Wired a publié aujourd’hui un important reportage sur Edward Snowden. C’est un long profil du garçon entrecoupé de nouvelles révélations faites par lui sur la NSA et le système de surveillance du gouvernement américain à la fois aux États-Unis même et dans d’autres pays.
Parmi les révélations, il y en a une qui a particulièrement attiré l’attention des médias car elle est très sérieuse et la portée internationale de la NSA. Selon Snowden, le black-out d’internet en Syrie en 2012 était une action de l’agence américaine.
Snowden dit qu’en 2012, TAO (un acronyme pour “Tailored Access Operations”) a essayé d’installer un exploit sur le serveur de l’un des plus grands fournisseurs d’Internet de Syrie pour avoir un accès direct à toutes les communications dans le pays pendant la guerre civile. Seulement, il y a eu une erreur et la NSA l’a accidentellement laissée inopérante, causant l’absence de connexion à pratiquement toute la population.
A la NSA, les pirates responsables ont paniqué, selon Snowden, et ont rapidement essayé de réparer l’erreur, craignant que les Syriens ne découvrent l’infiltration et, par conséquent, l’existence de logiciels capables de faire de tels dégâts. Et, au milieu de la tension, quelqu’un a lancé un “si on se fait prendre, on peut blâmer Israël”.
Le dénonciateur de l’agence ne travaillait pas dans ce domaine à l’époque ; l’histoire lui a été racontée l’année suivante, lorsqu’il est allé travailler chez a entreprise informatique engagée par la NSA, par quelqu’un d’autre qui était au milieu de l’événement.
Cette grave révélation rappelle ce qui a été dit à l’époque : le gouvernement syrien était coupable du black-out d’Internet, mais il l’a nié avec véhémence, en attribuant l’acte à une attaque terroriste. En pleine guerre civile, il est bien probable que l’une des parties en soit responsable – la situation parfaite pour que le gouvernement américain en sorte indemne.
Une autre révélation controversée faite dans le même rapport est qu’il existe un projet à la NSA appelé MonsterMind qui serait chargé de trouver les menaces de cyber-attaques aux États-Unis, de les neutraliser et même de les contrer de façon autonome.

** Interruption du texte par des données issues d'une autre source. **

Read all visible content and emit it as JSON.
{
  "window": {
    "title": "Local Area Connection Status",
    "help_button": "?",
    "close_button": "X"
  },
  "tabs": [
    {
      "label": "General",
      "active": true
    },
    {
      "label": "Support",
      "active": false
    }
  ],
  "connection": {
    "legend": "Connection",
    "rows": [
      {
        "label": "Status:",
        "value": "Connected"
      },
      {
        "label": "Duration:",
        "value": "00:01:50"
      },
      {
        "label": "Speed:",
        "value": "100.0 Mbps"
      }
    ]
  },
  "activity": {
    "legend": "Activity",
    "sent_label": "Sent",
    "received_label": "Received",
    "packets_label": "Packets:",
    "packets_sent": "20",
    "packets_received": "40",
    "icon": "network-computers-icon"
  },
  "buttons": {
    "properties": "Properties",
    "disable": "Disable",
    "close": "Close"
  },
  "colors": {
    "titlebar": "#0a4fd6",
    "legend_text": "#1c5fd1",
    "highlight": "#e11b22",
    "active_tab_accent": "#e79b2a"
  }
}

Comme nous le dit Snowden, un problème sérieux avec MonsterMind est que les attaques peuvent être déguisées : “Vous pouvez avoir quelqu’un de Chine, par exemple, qui fait croire que l’une de ces attaques vient de Russie. Alors, nous avons contre-attaqué un hôpital russe. Qu’est-ce qui vient ensuite ? – n’excluent pas ici la possibilité d’une guerre déclenchée numériquement par une erreur commise par un petit robot américain.

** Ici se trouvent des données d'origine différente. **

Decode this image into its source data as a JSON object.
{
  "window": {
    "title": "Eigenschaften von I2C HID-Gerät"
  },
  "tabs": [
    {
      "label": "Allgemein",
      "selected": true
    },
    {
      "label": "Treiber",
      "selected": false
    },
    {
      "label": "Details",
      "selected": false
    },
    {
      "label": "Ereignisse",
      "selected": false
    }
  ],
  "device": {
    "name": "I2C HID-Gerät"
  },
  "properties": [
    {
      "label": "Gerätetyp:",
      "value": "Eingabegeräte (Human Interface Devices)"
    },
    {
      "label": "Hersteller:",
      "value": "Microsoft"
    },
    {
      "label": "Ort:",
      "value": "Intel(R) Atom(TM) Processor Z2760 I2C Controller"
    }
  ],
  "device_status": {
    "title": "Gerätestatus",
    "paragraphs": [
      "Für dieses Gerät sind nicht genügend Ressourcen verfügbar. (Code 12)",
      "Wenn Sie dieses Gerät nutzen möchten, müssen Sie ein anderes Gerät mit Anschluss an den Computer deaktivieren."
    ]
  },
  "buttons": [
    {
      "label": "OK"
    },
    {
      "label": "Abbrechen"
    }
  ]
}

Un autre problème concerne bien sûr la vie privée : pour pouvoir analyser tout le trafic et détecter d’éventuelles menaces, il est nécessaire d’intercepter et d’avoir accès à tout ce trafic dans le monde entier.
En d’autres termes, oui, la NSA peut savoir tout ce que vous faites sur votre ordinateur, votre smartphone ou votre tablette. Cela va des messages Twitter innocents aux recherches sur Google, qui dessinent un profil de vous qui y reste, sauvegardé, et qui peut être utilisé contre vous. Pour ceux qui n’y voient pas de problème, je recommande le documentaire Terms and Conditions May Apply, qui montre à l’aide d’exemples comment cette surveillance peut affecter votre vie quotidienne.
La NSA n’a fait aucun commentaire sur les accusations jusqu’à présent.
Le long reportage de Wired parle de tout le parcours de Snowden et peut être lu en entier ici. He dit, à la fin de l’histoire, que notre vie privée n’est vraiment préservée qu’en utilisant le cryptage : “En adoptant des changements comme le cryptage au niveau universel, où toute communication est cryptée par défaut, nous pouvons mettre fin à la surveillance de masse non seulement aux États-Unis, mais dans le monde entier. Et il garantit : il y a encore beaucoup d’autres pages de la NSA à révéler.